I will give some updates right after I build it
it will be opensource, soyall can build on top of it
thanks dude so i can test my algorithm on it
NO WAY!! everything in this PPTX file is fully generated by Gemma4:26b
google definietly did a GREAT job with their model. since I am stilo developing this, I can't tell yall the repo for now, after doen building the first realese, i will make this opensource for sure!
whats wrong with him? he is one of my favourite figures in tech🤷♂️
anyways, does it look "nice" to you?
dont downloaded so idk
lmao
can you tell me if it looks good?
i dont understand local ai jobs
bro, jsut tell me if the presentation looks good😭
lmao
you know what, lemme give you soem rest for your brasinn cells and upload images
yes
all of these is generated by gemma, except for the picture for obvious reasons
why image 120p lmao
This is just an experimental run. so I didn;t expect much, but i am making it better, and i will release it ina few days
random image from google lol.
💀
what you prefer? codex or local llms
depends
no you have to say codex since your fan of sam altman lmamo
bruh
Try create new project and generate new api or in same project generate new api to find what may be the issue
just watched visual studio codes AI proceed to pretend to build an entire index and type nothing. guess whos switching to antigravvvv
I have been code vibing so hard, i almost ran out of every model.
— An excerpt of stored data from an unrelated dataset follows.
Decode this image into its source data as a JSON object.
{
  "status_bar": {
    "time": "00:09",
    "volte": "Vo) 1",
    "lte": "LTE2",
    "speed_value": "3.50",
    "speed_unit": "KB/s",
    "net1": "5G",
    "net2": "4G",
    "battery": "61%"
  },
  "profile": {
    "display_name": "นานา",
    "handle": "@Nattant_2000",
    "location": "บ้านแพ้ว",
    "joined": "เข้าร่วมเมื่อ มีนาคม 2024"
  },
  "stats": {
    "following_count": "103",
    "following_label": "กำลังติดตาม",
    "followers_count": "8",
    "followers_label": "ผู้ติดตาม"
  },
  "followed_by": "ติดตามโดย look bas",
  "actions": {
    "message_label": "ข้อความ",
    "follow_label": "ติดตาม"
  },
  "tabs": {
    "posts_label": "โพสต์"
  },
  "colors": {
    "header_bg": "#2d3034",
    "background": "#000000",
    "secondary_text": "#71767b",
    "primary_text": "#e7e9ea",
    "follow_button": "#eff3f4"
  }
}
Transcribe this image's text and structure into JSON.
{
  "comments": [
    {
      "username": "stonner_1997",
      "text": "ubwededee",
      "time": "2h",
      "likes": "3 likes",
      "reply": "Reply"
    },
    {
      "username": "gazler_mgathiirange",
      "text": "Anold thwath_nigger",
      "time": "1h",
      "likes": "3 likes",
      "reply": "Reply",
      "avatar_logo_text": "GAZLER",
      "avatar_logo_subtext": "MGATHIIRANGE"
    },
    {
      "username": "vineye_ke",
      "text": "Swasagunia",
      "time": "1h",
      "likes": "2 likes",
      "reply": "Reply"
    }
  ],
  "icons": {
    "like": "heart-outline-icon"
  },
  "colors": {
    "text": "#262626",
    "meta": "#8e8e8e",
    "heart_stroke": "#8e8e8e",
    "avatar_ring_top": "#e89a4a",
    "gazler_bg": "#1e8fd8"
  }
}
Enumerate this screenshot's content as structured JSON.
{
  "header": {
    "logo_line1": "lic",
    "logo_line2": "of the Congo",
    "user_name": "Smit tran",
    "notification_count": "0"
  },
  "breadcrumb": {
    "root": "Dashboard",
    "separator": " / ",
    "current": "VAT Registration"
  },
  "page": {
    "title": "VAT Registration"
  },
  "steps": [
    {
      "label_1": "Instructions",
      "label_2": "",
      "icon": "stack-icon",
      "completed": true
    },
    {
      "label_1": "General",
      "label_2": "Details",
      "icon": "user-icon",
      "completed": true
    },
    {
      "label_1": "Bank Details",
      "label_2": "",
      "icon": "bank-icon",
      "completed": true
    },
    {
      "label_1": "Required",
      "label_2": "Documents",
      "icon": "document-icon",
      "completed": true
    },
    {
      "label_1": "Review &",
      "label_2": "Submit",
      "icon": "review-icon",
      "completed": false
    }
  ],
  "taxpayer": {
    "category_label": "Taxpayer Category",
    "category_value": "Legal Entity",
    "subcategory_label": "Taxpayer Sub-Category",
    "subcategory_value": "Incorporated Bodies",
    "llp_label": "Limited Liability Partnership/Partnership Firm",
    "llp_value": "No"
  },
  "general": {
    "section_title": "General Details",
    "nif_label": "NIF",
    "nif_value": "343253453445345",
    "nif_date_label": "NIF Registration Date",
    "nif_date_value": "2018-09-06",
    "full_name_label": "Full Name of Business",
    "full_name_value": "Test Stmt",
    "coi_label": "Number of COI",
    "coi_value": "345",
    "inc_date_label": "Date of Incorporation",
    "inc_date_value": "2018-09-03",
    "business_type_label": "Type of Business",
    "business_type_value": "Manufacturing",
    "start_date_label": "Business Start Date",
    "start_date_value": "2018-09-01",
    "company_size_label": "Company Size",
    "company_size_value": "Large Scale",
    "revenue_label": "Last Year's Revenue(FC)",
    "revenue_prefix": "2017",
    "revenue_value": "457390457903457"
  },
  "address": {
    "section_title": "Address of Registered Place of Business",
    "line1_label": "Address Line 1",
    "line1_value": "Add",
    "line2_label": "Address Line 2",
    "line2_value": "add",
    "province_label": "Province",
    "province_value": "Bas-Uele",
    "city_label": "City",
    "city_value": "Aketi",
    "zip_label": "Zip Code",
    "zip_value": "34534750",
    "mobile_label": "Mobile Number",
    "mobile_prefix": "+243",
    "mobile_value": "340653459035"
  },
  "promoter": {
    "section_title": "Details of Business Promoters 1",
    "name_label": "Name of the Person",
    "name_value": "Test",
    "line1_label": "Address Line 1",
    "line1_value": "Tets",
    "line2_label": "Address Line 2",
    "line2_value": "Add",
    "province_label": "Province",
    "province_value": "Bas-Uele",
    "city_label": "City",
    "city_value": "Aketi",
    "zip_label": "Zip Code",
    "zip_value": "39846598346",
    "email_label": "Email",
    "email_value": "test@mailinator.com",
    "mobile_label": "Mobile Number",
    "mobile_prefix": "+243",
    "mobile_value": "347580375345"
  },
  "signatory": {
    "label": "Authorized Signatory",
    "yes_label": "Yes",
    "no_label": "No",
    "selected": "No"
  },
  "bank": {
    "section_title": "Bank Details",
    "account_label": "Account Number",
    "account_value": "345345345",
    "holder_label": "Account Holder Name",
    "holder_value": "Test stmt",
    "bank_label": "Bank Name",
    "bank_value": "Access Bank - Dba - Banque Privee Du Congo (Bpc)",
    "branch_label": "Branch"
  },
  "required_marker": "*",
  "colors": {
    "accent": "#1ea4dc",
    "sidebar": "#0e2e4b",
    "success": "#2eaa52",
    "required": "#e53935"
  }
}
I've been tag teaming OpenCode (with mostly the free services off the Zen platform), with my Pro AI tier. Not feeling the quota squeeze nearly as badly. Did run out of Zen Free at one point, but switched back to Gemini Flash for a bit, with the occasional escalation to Claude Opus for squirrely planning of a Refactor and a few issues. But not as frustrated. OpenCode Zen BigPickle or MinMax 2.5 Free are pretty comparable or maybe sometimes better then Gemini Flash 3, in my perception. Have to watch it's thinking, and be a bit hands on, but that so true of Flash. Stopped using the plugin and just run in my terminal in Antigravity. Unified my AGENT.md. Working remarkably well. I can swap back and forth and just point at an artifact and some docs I had the agents write and maintain.